In my junior year of college, I took a field trip to a pine stand on the Dartmouth campus. Back in colonial times, it had been cleared and plowed for agriculture, and if you dig a soil pit there today, you will see a layer of charcoal exactly 30 centimeters below the surface, which is exactly the level where a plow would flip the soil over. I guess they planted potatoes or corn, and they would burn the stubble and then plow it under. So even a hundred years later, there was this layer of charcoal right exactly where they flipped the soil over with a plow. And that to me was just really fascinating. I never expected to see that in the soil.

What’s the most interesting thing you’ve unearthed in your work?
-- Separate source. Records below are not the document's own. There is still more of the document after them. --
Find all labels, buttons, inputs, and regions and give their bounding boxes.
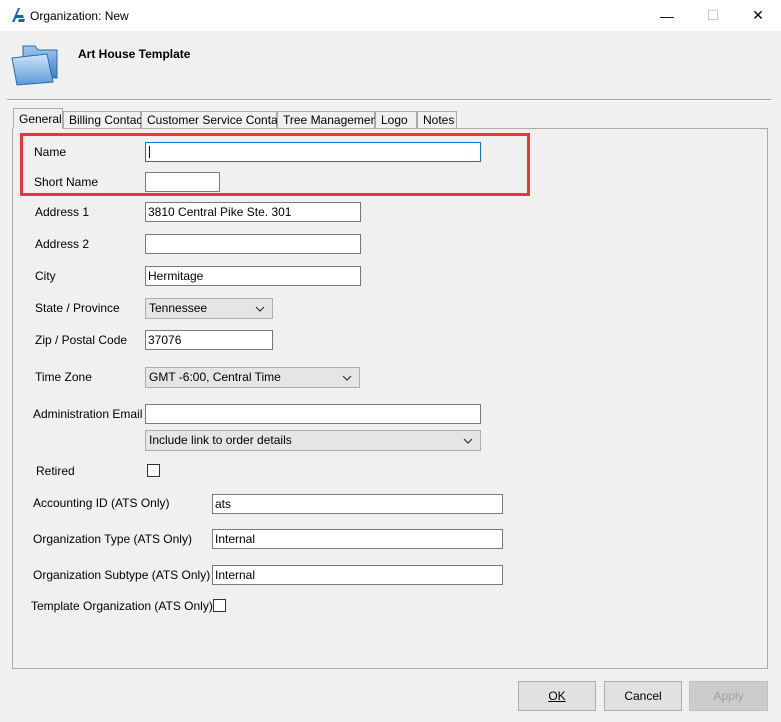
timezone-label: Time Zone [35, 370, 92, 384]
tab-notes[interactable]: Notes [417, 111, 457, 128]
tab-general[interactable]: General [13, 108, 63, 129]
zip-label: Zip / Postal Code [35, 333, 128, 347]
template-org-checkbox[interactable] [213, 599, 226, 612]
retired-checkbox[interactable] [147, 464, 160, 477]
state-select-value: Tennessee [149, 301, 208, 315]
address2-input[interactable] [145, 234, 361, 254]
org-type-label: Organization Type (ATS Only) [33, 532, 192, 546]
admin-email-label: Administration Email [33, 407, 143, 421]
cancel-button[interactable]: Cancel [604, 681, 682, 711]
timezone-select-value: GMT -6:00, Central Time [149, 370, 281, 384]
page-title: Art House Template [78, 47, 191, 61]
timezone-select[interactable]: GMT -6:00, Central Time [145, 367, 360, 388]
tab-customer-service-contact[interactable]: Customer Service Contact [141, 111, 287, 128]
chevron-down-icon [463, 438, 473, 444]
email-option-select[interactable]: Include link to order details [145, 430, 481, 451]
cancel-button-label: Cancel [624, 689, 662, 703]
maximize-button[interactable]: ☐ [690, 0, 736, 31]
org-subtype-input[interactable]: Internal [212, 565, 503, 585]
apply-button[interactable]: Apply [689, 681, 768, 711]
email-option-select-value: Include link to order details [149, 433, 292, 447]
admin-email-input[interactable] [145, 404, 481, 424]
retired-label: Retired [36, 464, 75, 478]
chevron-down-icon [342, 375, 352, 381]
minimize-button[interactable]: — [644, 0, 690, 31]
ok-button[interactable]: OK [518, 681, 596, 711]
state-select[interactable]: Tennessee [145, 298, 273, 319]
app-logo-icon [12, 8, 25, 22]
accounting-id-label: Accounting ID (ATS Only) [33, 496, 170, 510]
state-label: State / Province [35, 301, 120, 315]
org-type-input[interactable]: Internal [212, 529, 503, 549]
close-button[interactable]: ✕ [735, 0, 781, 31]
org-subtype-label: Organization Subtype (ATS Only) [33, 568, 211, 582]
ok-button-label: OK [548, 689, 566, 703]
tab-billing-contact[interactable]: Billing Contact [63, 111, 146, 128]
window-title: Organization: New [30, 9, 129, 23]
apply-button-label: Apply [713, 689, 744, 703]
city-input[interactable]: Hermitage [145, 266, 361, 286]
header-divider [7, 99, 771, 101]
zip-input[interactable]: 37076 [145, 330, 273, 350]
folder-icon [11, 45, 58, 86]
city-label: City [35, 269, 56, 283]
highlight-annotation-box [20, 133, 530, 196]
address2-label: Address 2 [35, 237, 90, 251]
accounting-id-input[interactable]: ats [212, 494, 503, 514]
template-org-label: Template Organization (ATS Only) [31, 599, 213, 613]
chevron-down-icon [255, 306, 265, 312]
tab-logo[interactable]: Logo [375, 111, 417, 128]
address1-input[interactable]: 3810 Central Pike Ste. 301 [145, 202, 361, 222]
tab-tree-management[interactable]: Tree Management [277, 111, 381, 128]
address1-label: Address 1 [35, 205, 90, 219]
general-tab-panel [12, 128, 768, 669]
There is a type of soil, called spodosol, that you find in conifer forests, and it’s very dramatic and pretty. It’s dark black at the top, because that’s where high levels of carbon are decomposing. And then it has a bright white layer that is called the e-horizon, for eluviation. Underneath that is this bright orange-red layer that has streaks of brown in it, which is super pretty. And then it gets to be yellow and then cream colored as you go down. It looks like a sunset below the surface of the earth and it’s absolutely beautiful.

People make fun of me all the time for saying that you never forget your first spodosol. But it’s true. Any time I had dug holes in the ground before that, the soil was just brown. I had no idea that soil could be that pretty, and that helped convert me.